É difícil utilizar a palavra “beleza” quando nos referimos à música, na medida que consonância ou dissonância são conceitos diferentes nas tradições musicais indígenas, tendo em conta a diversidade cultural dos povos. A melodia apreciada no Ocidente não faz parte da musicalidade que agrada a outros povos, nomeadamente africanos ou asiáticos.

O feto humano inicia a audição às 24 semanas da gravidez, permitindo quatro meses de exposição constante aos sons, antes do nascimento. Interessante é constatar que a voz e ritmo cardíaco materno são recebidos com uma intensidade quatro vezes superior à que seria ouvida em ambiente exterior.

O tambor é um exemplo de um instrumento que foi inventado e adaptado em todas as culturas, sendo a amplitude de som do seu batimento semelhante à pulsatilidade ouvida in utero.

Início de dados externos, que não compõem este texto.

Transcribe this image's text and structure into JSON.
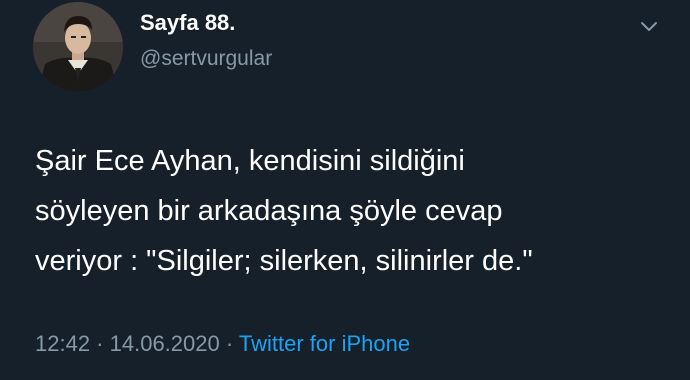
{
  "user": {
    "display_name": "Sayfa 88.",
    "handle": "@sertvurgular"
  },
  "tweet": {
    "lines": [
      "Şair Ece Ayhan, kendisini sildiğini",
      "söyleyen bir arkadaşına şöyle cevap",
      "veriyor : \"Silgiler; silerken, silinirler de.\""
    ],
    "time": "12:42",
    "separator1": " · ",
    "date": "14.06.2020",
    "separator2": " · ",
    "source": "Twitter for iPhone"
  },
  "icons": {
    "menu": "chevron-down-icon",
    "avatar": "avatar"
  },
  "colors": {
    "background": "#15202b",
    "primary_text": "#ffffff",
    "secondary_text": "#8899a6",
    "link": "#1da1f2"
  }
}
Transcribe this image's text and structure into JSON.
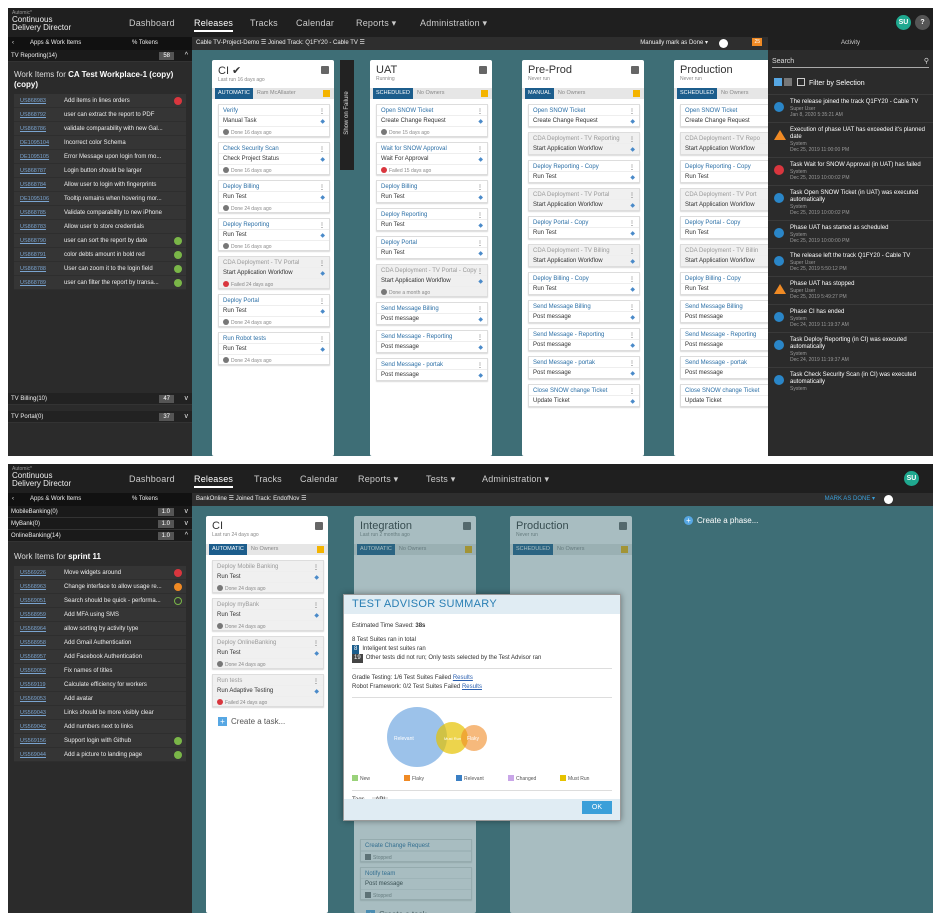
{
  "s1": {
    "brand_tag": "Automic*",
    "brand": "Continuous Delivery Director",
    "nav": [
      "Dashboard",
      "Releases",
      "Tracks",
      "Calendar",
      "Reports ▾",
      "Administration ▾"
    ],
    "avatar": "SU",
    "help": "?",
    "lefthead_apps": "Apps & Work Items",
    "lefthead_tokens": "% Tokens",
    "cat_top": {
      "label": "TV Reporting(14)",
      "count": "58"
    },
    "wi_title_pre": "Work Items for ",
    "wi_title_name": "CA Test Workplace-1 (copy) (copy)",
    "workitems": [
      {
        "id": "US868983",
        "title": "Add items in lines orders",
        "st": "red"
      },
      {
        "id": "US868792",
        "title": "user can extract the report to PDF",
        "st": ""
      },
      {
        "id": "US868786",
        "title": "validate comparability with new Gal...",
        "st": ""
      },
      {
        "id": "DE1095104",
        "title": "Incorrect color Schema",
        "st": ""
      },
      {
        "id": "DE1095105",
        "title": "Error Message upon login from mo...",
        "st": ""
      },
      {
        "id": "US868787",
        "title": "Login button should be larger",
        "st": ""
      },
      {
        "id": "US868784",
        "title": "Allow user to login with fingerprints",
        "st": ""
      },
      {
        "id": "DE1095106",
        "title": "Tooltip remains when hovering mor...",
        "st": ""
      },
      {
        "id": "US868785",
        "title": "Validate comparability to new iPhone",
        "st": ""
      },
      {
        "id": "US868783",
        "title": "Allow user to store credentials",
        "st": ""
      },
      {
        "id": "US868790",
        "title": "user can sort the report by date",
        "st": "green"
      },
      {
        "id": "US868791",
        "title": "color debts amount in bold red",
        "st": "green"
      },
      {
        "id": "US868788",
        "title": "User can zoom it to the login field",
        "st": "green"
      },
      {
        "id": "US868789",
        "title": "user can filter the report by transa...",
        "st": "green"
      }
    ],
    "cat_bottom": [
      {
        "label": "TV Billing(10)",
        "count": "47"
      },
      {
        "label": "TV Portal(0)",
        "count": "37"
      }
    ],
    "subbar": "Cable TV-Project-Demo ☰   Joined Track: Q1FY20 - Cable TV ☰",
    "subbar_right": "Manually mark as Done ▾",
    "notif": "25",
    "activity_title": "Activity",
    "search_label": "Search",
    "filter_label": "Filter by Selection",
    "show_failure": "Show on Failure",
    "phases": [
      {
        "name": "CI ✔",
        "sub": "Last run  16 days ago",
        "type": "AUTOMATIC",
        "owner": "Ram McAllaster",
        "tasks": [
          {
            "n": "Verify",
            "t": "Manual Task",
            "s": "Done 16 days ago",
            "g": false
          },
          {
            "n": "Check Security Scan",
            "t": "Check Project Status",
            "s": "Done 16 days ago",
            "g": false
          },
          {
            "n": "Deploy Billing",
            "t": "Run Test",
            "s": "Done 24 days ago",
            "g": false
          },
          {
            "n": "Deploy Reporting",
            "t": "Run Test",
            "s": "Done 16 days ago",
            "g": false
          },
          {
            "n": "CDA Deployment - TV Portal",
            "t": "Start Application Workflow",
            "s": "Failed 24 days ago",
            "g": true
          },
          {
            "n": "Deploy Portal",
            "t": "Run Test",
            "s": "Done 24 days ago",
            "g": false
          },
          {
            "n": "Run Robot tests",
            "t": "Run Test",
            "s": "Done 24 days ago",
            "g": false
          }
        ]
      },
      {
        "name": "UAT",
        "sub": "Running",
        "type": "SCHEDULED",
        "owner": "No Owners",
        "tasks": [
          {
            "n": "Open SNOW Ticket",
            "t": "Create Change Request",
            "s": "Done 15 days ago",
            "g": false
          },
          {
            "n": "Wait for SNOW Approval",
            "t": "Wait For Approval",
            "s": "Failed 15 days ago",
            "g": false
          },
          {
            "n": "Deploy Billing",
            "t": "Run Test",
            "s": "",
            "g": false
          },
          {
            "n": "Deploy Reporting",
            "t": "Run Test",
            "s": "",
            "g": false
          },
          {
            "n": "Deploy Portal",
            "t": "Run Test",
            "s": "",
            "g": false
          },
          {
            "n": "CDA Deployment - TV Portal - Copy",
            "t": "Start Application Workflow",
            "s": "Done a month ago",
            "g": true
          },
          {
            "n": "Send Message Billing",
            "t": "Post message",
            "s": "",
            "g": false
          },
          {
            "n": "Send Message - Reporting",
            "t": "Post message",
            "s": "",
            "g": false
          },
          {
            "n": "Send Message - portak",
            "t": "Post message",
            "s": "",
            "g": false
          }
        ]
      },
      {
        "name": "Pre-Prod",
        "sub": "Never run",
        "type": "MANUAL",
        "owner": "No Owners",
        "tasks": [
          {
            "n": "Open SNOW Ticket",
            "t": "Create Change Request",
            "s": "",
            "g": false
          },
          {
            "n": "CDA Deployment - TV Reporting",
            "t": "Start Application Workflow",
            "s": "",
            "g": true
          },
          {
            "n": "Deploy Reporting - Copy",
            "t": "Run Test",
            "s": "",
            "g": false
          },
          {
            "n": "CDA Deployment - TV Portal",
            "t": "Start Application Workflow",
            "s": "",
            "g": true
          },
          {
            "n": "Deploy Portal - Copy",
            "t": "Run Test",
            "s": "",
            "g": false
          },
          {
            "n": "CDA Deployment - TV Billing",
            "t": "Start Application Workflow",
            "s": "",
            "g": true
          },
          {
            "n": "Deploy Billing - Copy",
            "t": "Run Test",
            "s": "",
            "g": false
          },
          {
            "n": "Send Message Billing",
            "t": "Post message",
            "s": "",
            "g": false
          },
          {
            "n": "Send Message - Reporting",
            "t": "Post message",
            "s": "",
            "g": false
          },
          {
            "n": "Send Message - portak",
            "t": "Post message",
            "s": "",
            "g": false
          },
          {
            "n": "Close SNOW change Ticket",
            "t": "Update Ticket",
            "s": "",
            "g": false
          }
        ]
      },
      {
        "name": "Production",
        "sub": "Never run",
        "type": "SCHEDULED",
        "owner": "No Owners",
        "tasks": [
          {
            "n": "Open SNOW Ticket",
            "t": "Create Change Request",
            "s": "",
            "g": false
          },
          {
            "n": "CDA Deployment - TV Repo",
            "t": "Start Application Workflow",
            "s": "",
            "g": true
          },
          {
            "n": "Deploy Reporting - Copy",
            "t": "Run Test",
            "s": "",
            "g": false
          },
          {
            "n": "CDA Deployment - TV Port",
            "t": "Start Application Workflow",
            "s": "",
            "g": true
          },
          {
            "n": "Deploy Portal - Copy",
            "t": "Run Test",
            "s": "",
            "g": false
          },
          {
            "n": "CDA Deployment - TV Billin",
            "t": "Start Application Workflow",
            "s": "",
            "g": true
          },
          {
            "n": "Deploy Billing - Copy",
            "t": "Run Test",
            "s": "",
            "g": false
          },
          {
            "n": "Send Message Billing",
            "t": "Post message",
            "s": "",
            "g": false
          },
          {
            "n": "Send Message - Reporting",
            "t": "Post message",
            "s": "",
            "g": false
          },
          {
            "n": "Send Message - portak",
            "t": "Post message",
            "s": "",
            "g": false
          },
          {
            "n": "Close SNOW change Ticket",
            "t": "Update Ticket",
            "s": "",
            "g": false
          }
        ]
      }
    ],
    "activity": [
      {
        "icon": "info",
        "color": "#2a86c8",
        "m": "The release joined the track Q1FY20 - Cable TV",
        "u": "Super User",
        "d": "Jan 8, 2020 5:35:21 AM"
      },
      {
        "icon": "warn",
        "color": "#f08a24",
        "m": "Execution of phase UAT has exceeded it's planned date",
        "u": "System",
        "d": "Dec 25, 2019 11:00:00 PM"
      },
      {
        "icon": "fail",
        "color": "#d9363e",
        "m": "Task Wait for SNOW Approval (in UAT) has failed",
        "u": "System",
        "d": "Dec 25, 2019 10:00:02 PM"
      },
      {
        "icon": "info",
        "color": "#2a86c8",
        "m": "Task Open SNOW Ticket (in UAT) was executed automatically",
        "u": "System",
        "d": "Dec 25, 2019 10:00:02 PM"
      },
      {
        "icon": "info",
        "color": "#2a86c8",
        "m": "Phase UAT has started as scheduled",
        "u": "System",
        "d": "Dec 25, 2019 10:00:00 PM"
      },
      {
        "icon": "info",
        "color": "#2a86c8",
        "m": "The release left the track Q1FY20 - Cable TV",
        "u": "Super User",
        "d": "Dec 25, 2019 5:50:12 PM"
      },
      {
        "icon": "warn",
        "color": "#f08a24",
        "m": "Phase UAT has stopped",
        "u": "Super User",
        "d": "Dec 25, 2019 5:49:27 PM"
      },
      {
        "icon": "info",
        "color": "#2a86c8",
        "m": "Phase CI has ended",
        "u": "System",
        "d": "Dec 24, 2019 11:19:37 AM"
      },
      {
        "icon": "info",
        "color": "#2a86c8",
        "m": "Task Deploy Reporting (in CI) was executed automatically",
        "u": "System",
        "d": "Dec 24, 2019 11:19:37 AM"
      },
      {
        "icon": "info",
        "color": "#2a86c8",
        "m": "Task Check Security Scan (in CI) was executed automatically",
        "u": "System",
        "d": ""
      }
    ]
  },
  "s2": {
    "brand_tag": "Automic*",
    "brand": "Continuous Delivery Director",
    "nav": [
      "Dashboard",
      "Releases",
      "Tracks",
      "Calendar",
      "Reports ▾",
      "Tests ▾",
      "Administration ▾"
    ],
    "avatar": "SU",
    "lefthead_apps": "Apps & Work Items",
    "lefthead_tokens": "% Tokens",
    "cats": [
      {
        "label": "MobileBanking(0)",
        "count": "1.0"
      },
      {
        "label": "MyBank(0)",
        "count": "1.0"
      },
      {
        "label": "OnlineBanking(14)",
        "count": "1.0"
      }
    ],
    "wi_title_pre": "Work Items for ",
    "wi_title_name": "sprint 11",
    "workitems": [
      {
        "id": "US569226",
        "title": "Move widgets around",
        "st": "red"
      },
      {
        "id": "US568963",
        "title": "Change interface to allow usage re...",
        "st": "orange"
      },
      {
        "id": "US569051",
        "title": "Search should be quick - performa...",
        "st": "ring"
      },
      {
        "id": "US568959",
        "title": "Add MFA using SMS",
        "st": ""
      },
      {
        "id": "US568964",
        "title": "allow sorting by activity type",
        "st": ""
      },
      {
        "id": "US568958",
        "title": "Add Gmail Authentication",
        "st": ""
      },
      {
        "id": "US568957",
        "title": "Add Facebook Authentication",
        "st": ""
      },
      {
        "id": "US569052",
        "title": "Fix names of titles",
        "st": ""
      },
      {
        "id": "US569119",
        "title": "Calculate efficiency for workers",
        "st": ""
      },
      {
        "id": "US569053",
        "title": "Add avatar",
        "st": ""
      },
      {
        "id": "US569043",
        "title": "Links should be more visibly clear",
        "st": ""
      },
      {
        "id": "US569042",
        "title": "Add numbers next to links",
        "st": ""
      },
      {
        "id": "US569156",
        "title": "Support login with Github",
        "st": "green"
      },
      {
        "id": "US569044",
        "title": "Add a picture to landing page",
        "st": "green"
      }
    ],
    "subbar": "BankOnline ☰   Joined Track: EndofNov ☰",
    "mark_done": "MARK AS DONE ▾",
    "phases": [
      {
        "name": "CI",
        "sub": "Last run  24 days ago",
        "type": "AUTOMATIC",
        "owner": "No Owners",
        "tasks": [
          {
            "n": "Deploy Mobile Banking",
            "t": "Run Test",
            "s": "Done 24 days ago",
            "g": true
          },
          {
            "n": "Deploy myBank",
            "t": "Run Test",
            "s": "Done 24 days ago",
            "g": true
          },
          {
            "n": "Deploy OnlineBanking",
            "t": "Run Test",
            "s": "Done 24 days ago",
            "g": true
          },
          {
            "n": "Run tests",
            "t": "Run Adaptive Testing",
            "s": "Failed 24 days ago",
            "g": true
          }
        ]
      },
      {
        "name": "Integration",
        "sub": "Last run  2 months ago",
        "type": "AUTOMATIC",
        "owner": "No Owners",
        "tasks": []
      },
      {
        "name": "Production",
        "sub": "Never run",
        "type": "SCHEDULED",
        "owner": "No Owners",
        "tasks": []
      }
    ],
    "create_task": "Create a task...",
    "create_phase": "Create a phase...",
    "under_modal": [
      {
        "n": "Create Change Request",
        "t": "",
        "s": "Stopped"
      },
      {
        "n": "Notify team",
        "t": "Post message",
        "s": "Stopped"
      }
    ],
    "modal": {
      "title": "TEST ADVISOR SUMMARY",
      "saved_label": "Estimated Time Saved:",
      "saved_value": "38s",
      "total": "8 Test Suites ran in total",
      "ran_count": "8",
      "ran_text": "Inteligent test suites ran",
      "skip_count": "19",
      "skip_text": "Other tests did not run; Only tests selected by the Test Advisor ran",
      "gradle": "Gradle Testing: 1/6 Test Suites Failed",
      "robot": "Robot Framework: 0/2 Test Suites Failed",
      "results": "Results",
      "venn": [
        "Relevant",
        "Must Run",
        "Flaky"
      ],
      "legend": [
        {
          "label": "New",
          "color": "#9ad27a"
        },
        {
          "label": "Flaky",
          "color": "#f08a24"
        },
        {
          "label": "Relevant",
          "color": "#3a7fc4"
        },
        {
          "label": "Changed",
          "color": "#c9a6e8"
        },
        {
          "label": "Must Run",
          "color": "#e6c200"
        }
      ],
      "tags_label": "Tags",
      "tag": "API",
      "ok": "OK"
    }
  }
}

Não se pense possível substituir o batimento no tambor pelo ruído produzido pelo bater de um objecto numa mesa, o efeito será sempre diferente, porque é no tambor que todos “reconhecemos” a frequência do som semelhante à que nos habituamos a ouvir nos quatro meses antes do nascimento.

A música é muitas vezes tocada no ritmo semelhante ao andar, sendo razoável pensar na conexão que existe com sensações sonoras dos passos maternos durante a vida fetal. Também, a voz materna ouvida pelo feto, é a base de melodias e sequência de notas musicais. As alterações de frequência criadas pelas cordas vocais da mãe são distintas e intensamente perceptíveis no ambiente fetal, sendo uma simples frase com discretas variações de frequência entendida com contornos e ritmos melódicos. A evidência da aprendizagem fetal da voz materna melódica, explica o choro do recém-nascido que mimetiza os contornos da linguagem materna.

A origem uterina de uma melodia pode explicar a semelhança das frequências de sons encontradas nos instrumentos musicais e na voz feminina de adulto humano, sendo este facto comum em todas as culturas.

Em conclusão, parece evidente existir uma correlação entre os sons perceptíveis no ambiente intra-uterino e os elementos musicais encontrados em diferentes ambientes culturais, sendo relevante considerar que a qualidade da música é construída pela relação dos sons do corpo e da mente humana. Da musicalidade inata nascem as diferentes formas musicais das variadas culturas, sendo interessante considerar que os recém-nascidos estão prontos para uma invenção cultural humana que se assemelha à dos pássaros que, quando nascem, estão aptos para voar. As crianças na primeira infância não têm linguagem para aprender o que os mais velhos sabem, mas nascem com uma musicalidade comunicativa espontânea, coordenada e adaptada ao diálogo possível. Acresce que a música é reconhecida como factor fundamental na cognição humana, tendo todo o recém-nascido capacidade para a apreciar.

Separar a criança da mãe, após o nascimento, pode ter efeitos devastadores, contrariando toda a experiência adquirida na vida fetal, contribuindo para a interrupção do normal curso do desenvolvimento humano.